People everywhere are grieving. That’s the right word, grieving. Even if you haven’t lost someone you love, you’re grieving over other things you’ve lost. It’s OK to feel that way. Your grief is real; it’s legitimate.
One of the things that’s been hurt most is relationships. The distancing that we need to keep us safe physically is taking a toll on us emotionally, spiritually.
The truth is we’ve been suffering from the effects of social distancing for a long time. Robert Putnam published his bestselling book Bowling Alone, on the breakdown of community, in the year 2000.
We talk about this in our church all the time. Society is more connected in some ways than ever before, yet we feel more isolated than ever.
The way we understand community has been changing. For example, after World War II, millions of folks moved to the suburbs. We started building houses with back decks instead of front porches.

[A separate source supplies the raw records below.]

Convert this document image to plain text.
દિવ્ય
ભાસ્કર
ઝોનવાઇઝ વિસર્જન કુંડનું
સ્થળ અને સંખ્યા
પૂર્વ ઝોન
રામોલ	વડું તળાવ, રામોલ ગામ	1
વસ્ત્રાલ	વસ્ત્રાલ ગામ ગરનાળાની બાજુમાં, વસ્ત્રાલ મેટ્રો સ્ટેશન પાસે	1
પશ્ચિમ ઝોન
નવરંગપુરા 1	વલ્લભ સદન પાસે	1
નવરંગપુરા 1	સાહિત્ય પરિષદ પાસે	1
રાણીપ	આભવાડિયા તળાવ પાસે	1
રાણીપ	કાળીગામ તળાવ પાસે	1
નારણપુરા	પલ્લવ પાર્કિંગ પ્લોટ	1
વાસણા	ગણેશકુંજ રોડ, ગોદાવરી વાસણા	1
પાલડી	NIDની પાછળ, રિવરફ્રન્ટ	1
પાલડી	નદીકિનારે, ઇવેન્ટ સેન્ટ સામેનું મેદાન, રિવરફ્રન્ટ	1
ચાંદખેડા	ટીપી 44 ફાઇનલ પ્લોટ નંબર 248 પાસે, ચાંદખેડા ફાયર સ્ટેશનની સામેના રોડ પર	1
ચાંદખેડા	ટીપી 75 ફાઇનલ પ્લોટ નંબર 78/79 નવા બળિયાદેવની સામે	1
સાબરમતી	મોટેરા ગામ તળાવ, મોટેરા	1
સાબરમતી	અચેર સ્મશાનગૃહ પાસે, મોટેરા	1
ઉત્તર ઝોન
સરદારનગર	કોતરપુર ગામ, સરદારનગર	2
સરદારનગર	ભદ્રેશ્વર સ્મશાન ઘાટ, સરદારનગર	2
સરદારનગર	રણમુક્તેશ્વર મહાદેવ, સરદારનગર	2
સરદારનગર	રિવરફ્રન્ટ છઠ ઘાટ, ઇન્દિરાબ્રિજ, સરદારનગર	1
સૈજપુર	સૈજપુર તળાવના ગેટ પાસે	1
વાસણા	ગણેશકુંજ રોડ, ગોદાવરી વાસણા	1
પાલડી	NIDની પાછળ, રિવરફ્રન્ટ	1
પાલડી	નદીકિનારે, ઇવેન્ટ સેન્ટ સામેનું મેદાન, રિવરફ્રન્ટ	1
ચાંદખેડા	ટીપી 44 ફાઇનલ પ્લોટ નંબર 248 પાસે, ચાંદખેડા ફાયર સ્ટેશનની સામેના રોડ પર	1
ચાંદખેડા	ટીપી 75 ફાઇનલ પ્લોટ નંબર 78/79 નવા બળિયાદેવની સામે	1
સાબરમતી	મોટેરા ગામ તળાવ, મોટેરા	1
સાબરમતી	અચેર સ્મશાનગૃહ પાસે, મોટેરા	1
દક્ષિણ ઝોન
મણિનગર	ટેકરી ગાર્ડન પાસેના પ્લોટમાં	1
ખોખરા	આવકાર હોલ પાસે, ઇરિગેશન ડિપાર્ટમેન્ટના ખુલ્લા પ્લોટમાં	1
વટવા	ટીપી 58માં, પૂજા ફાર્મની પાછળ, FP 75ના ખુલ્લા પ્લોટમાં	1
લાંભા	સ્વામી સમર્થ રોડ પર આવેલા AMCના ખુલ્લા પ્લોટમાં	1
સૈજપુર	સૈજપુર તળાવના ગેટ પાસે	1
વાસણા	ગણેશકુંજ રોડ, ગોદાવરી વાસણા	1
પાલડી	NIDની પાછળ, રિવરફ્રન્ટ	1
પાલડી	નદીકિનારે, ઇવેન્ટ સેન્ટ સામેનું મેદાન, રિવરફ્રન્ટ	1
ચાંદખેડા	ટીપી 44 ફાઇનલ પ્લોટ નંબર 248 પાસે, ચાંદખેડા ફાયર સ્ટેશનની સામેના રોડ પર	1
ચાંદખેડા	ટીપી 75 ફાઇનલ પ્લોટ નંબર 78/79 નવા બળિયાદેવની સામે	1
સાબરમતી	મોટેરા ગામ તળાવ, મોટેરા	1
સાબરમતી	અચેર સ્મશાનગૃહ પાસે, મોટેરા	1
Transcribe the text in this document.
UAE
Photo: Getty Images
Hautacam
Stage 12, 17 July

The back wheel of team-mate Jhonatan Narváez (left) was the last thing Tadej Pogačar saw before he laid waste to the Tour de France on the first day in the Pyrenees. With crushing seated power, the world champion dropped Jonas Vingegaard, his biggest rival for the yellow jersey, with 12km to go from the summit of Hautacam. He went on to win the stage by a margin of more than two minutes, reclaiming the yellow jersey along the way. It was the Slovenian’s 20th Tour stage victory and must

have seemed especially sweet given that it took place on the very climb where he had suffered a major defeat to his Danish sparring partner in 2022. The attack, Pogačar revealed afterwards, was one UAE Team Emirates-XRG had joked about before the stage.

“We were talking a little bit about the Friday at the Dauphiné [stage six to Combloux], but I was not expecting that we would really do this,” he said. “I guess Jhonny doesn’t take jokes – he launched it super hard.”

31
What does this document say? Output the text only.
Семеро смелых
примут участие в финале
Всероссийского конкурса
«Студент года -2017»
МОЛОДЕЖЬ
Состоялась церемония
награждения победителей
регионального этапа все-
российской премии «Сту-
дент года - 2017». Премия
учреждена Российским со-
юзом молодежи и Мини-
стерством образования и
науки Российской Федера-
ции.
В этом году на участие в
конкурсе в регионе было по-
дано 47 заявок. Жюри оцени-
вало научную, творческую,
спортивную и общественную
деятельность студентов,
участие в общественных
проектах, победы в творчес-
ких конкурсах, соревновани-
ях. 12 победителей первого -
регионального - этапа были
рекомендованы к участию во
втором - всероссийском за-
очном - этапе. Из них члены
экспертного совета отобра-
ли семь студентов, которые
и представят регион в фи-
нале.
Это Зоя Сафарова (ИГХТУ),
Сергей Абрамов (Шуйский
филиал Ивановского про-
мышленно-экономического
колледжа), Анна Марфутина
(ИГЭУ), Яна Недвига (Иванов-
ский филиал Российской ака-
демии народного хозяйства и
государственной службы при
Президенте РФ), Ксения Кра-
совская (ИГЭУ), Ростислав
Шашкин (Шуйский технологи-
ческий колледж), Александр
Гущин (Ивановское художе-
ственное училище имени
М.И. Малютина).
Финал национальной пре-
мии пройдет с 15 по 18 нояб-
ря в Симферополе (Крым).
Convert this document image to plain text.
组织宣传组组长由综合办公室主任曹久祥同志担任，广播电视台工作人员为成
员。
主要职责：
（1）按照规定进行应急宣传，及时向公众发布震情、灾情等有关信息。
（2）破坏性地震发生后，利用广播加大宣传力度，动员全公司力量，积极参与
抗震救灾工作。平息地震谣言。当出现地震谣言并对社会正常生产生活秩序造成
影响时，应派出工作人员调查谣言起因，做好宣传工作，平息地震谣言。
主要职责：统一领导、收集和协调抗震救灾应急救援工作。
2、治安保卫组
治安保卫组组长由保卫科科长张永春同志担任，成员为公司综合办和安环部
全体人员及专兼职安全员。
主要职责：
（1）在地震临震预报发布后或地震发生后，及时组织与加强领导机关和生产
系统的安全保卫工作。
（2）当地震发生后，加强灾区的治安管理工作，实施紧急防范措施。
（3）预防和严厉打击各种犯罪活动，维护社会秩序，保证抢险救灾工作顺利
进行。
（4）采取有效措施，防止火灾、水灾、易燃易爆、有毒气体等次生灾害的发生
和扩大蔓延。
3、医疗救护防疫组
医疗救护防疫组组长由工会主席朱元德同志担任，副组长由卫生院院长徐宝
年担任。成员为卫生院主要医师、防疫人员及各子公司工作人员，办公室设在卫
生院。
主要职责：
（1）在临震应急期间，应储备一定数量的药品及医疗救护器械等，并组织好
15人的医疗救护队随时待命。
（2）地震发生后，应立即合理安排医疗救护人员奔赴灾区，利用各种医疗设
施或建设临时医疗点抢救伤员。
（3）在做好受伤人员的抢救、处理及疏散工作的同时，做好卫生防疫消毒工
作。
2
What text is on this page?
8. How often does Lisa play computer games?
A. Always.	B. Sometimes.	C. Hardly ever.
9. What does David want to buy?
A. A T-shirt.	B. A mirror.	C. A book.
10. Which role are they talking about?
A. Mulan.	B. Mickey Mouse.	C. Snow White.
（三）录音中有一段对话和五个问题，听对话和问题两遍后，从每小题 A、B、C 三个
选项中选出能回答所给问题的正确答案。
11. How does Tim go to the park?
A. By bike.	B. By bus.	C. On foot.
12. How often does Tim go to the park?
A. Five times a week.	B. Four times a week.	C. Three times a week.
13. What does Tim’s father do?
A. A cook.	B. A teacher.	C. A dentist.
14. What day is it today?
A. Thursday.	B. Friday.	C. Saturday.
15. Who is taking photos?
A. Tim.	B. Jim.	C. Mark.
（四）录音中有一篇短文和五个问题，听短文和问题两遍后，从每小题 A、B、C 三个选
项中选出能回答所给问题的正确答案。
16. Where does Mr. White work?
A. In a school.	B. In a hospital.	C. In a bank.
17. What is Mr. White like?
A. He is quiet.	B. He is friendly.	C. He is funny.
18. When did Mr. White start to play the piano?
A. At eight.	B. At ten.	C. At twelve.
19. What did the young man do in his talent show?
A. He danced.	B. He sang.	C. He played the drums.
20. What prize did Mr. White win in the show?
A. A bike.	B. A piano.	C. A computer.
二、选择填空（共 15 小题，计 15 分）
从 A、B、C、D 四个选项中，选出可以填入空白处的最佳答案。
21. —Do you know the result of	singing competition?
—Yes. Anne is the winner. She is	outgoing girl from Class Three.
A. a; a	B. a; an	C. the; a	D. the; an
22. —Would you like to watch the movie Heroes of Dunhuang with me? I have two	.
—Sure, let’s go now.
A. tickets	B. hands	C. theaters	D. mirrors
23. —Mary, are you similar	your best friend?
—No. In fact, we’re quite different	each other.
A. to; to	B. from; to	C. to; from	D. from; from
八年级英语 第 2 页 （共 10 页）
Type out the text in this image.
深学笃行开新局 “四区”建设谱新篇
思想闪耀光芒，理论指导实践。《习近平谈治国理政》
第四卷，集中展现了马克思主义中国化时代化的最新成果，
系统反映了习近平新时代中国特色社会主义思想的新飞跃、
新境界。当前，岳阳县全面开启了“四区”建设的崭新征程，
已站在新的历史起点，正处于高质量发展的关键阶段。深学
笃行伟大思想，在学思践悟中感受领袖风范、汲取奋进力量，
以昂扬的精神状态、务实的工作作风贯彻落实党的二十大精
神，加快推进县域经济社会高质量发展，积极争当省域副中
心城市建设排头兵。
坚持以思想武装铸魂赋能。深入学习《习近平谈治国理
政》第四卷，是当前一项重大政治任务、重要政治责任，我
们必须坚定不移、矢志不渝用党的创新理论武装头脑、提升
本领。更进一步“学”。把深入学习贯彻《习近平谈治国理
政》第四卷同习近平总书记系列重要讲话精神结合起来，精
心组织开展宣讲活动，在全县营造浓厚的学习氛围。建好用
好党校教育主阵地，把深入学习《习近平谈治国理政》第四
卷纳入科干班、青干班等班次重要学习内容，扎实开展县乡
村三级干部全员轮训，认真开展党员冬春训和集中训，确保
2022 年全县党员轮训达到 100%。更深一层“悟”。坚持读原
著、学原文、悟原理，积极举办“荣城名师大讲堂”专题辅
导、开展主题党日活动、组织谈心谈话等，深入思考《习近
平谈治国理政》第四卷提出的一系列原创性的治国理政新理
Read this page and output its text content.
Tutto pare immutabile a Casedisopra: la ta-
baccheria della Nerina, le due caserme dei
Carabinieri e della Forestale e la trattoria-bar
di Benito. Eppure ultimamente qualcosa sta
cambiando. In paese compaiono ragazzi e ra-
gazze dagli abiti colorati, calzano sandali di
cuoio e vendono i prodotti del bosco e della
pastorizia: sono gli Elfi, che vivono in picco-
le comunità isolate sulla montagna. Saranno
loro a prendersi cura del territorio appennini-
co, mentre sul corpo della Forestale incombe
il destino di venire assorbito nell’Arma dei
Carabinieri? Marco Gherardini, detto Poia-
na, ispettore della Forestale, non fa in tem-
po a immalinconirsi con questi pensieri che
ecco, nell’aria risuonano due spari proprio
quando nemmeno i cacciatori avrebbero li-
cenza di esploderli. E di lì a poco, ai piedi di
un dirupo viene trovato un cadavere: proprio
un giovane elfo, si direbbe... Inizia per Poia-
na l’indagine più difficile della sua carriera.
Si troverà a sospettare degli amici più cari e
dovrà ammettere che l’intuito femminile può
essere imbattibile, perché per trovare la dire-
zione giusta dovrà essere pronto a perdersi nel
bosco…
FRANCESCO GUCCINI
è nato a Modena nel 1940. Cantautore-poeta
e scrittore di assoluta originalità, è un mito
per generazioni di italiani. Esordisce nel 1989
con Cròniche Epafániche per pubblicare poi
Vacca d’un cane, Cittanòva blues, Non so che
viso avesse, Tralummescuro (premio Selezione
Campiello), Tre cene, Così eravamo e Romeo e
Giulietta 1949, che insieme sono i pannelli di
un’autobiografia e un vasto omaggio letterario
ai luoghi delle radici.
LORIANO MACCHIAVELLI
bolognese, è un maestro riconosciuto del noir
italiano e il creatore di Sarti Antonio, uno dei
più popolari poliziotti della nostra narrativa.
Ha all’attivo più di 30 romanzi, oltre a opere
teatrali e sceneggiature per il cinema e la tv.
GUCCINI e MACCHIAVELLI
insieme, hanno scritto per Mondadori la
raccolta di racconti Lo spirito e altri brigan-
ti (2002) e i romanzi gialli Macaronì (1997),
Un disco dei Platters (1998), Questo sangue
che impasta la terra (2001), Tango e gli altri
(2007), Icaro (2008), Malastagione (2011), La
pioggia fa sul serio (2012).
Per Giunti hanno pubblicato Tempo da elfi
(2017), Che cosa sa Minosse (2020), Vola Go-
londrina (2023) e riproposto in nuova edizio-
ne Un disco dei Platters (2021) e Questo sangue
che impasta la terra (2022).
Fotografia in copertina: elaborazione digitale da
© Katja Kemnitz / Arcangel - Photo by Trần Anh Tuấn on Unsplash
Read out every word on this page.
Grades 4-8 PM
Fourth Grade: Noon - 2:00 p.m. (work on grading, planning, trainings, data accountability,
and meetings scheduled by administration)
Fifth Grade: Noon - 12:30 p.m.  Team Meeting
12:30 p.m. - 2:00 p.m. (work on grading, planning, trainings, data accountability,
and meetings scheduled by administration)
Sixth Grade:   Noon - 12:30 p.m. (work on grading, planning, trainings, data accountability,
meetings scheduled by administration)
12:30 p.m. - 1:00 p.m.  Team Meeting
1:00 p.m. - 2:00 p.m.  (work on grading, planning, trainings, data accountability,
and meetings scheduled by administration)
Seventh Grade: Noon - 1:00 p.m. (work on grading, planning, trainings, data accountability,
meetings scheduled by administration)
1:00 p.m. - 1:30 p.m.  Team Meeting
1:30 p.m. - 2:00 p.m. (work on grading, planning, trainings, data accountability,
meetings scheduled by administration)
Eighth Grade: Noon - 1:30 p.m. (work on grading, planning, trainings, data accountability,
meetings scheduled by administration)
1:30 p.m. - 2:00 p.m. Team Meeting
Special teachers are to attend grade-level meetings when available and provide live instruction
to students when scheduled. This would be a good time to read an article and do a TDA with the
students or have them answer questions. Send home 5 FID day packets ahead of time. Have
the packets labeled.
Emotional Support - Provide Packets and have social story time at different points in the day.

And the distance between us increased.
Why is this a problem?
Because we were made for each other. In Genesis 1:25, God said, “Let us make man in our image.” Did you notice the plural language? “Us” and “our.”
We were created in the image of a God who is relational, Father, Son, and Spirit, who existed in community for all time. We were created by this relational God for God and each other.
At the fall, we were banished from God’s presence and our relationships have been hurting ever since.
And the greatest distance of all was between God and us.
This is why social distancing hurts so much. We weren’t created for this. In ways too many to count, we need each other.
But there’s good news.
God closed the distance between God and us. He sent his son Jesus Christ all the way from heaven to earth.
But there’s more. At the end of his life, he was rejected. Jesus experienced the ultimate distancing, cut off from the God he had known from all eternity.
But isolation didn’t get the final word. God raised him to life and raised to him heaven where joined humanity to God.
When we believe, God sends his Spirit so that we will never be truly alone again.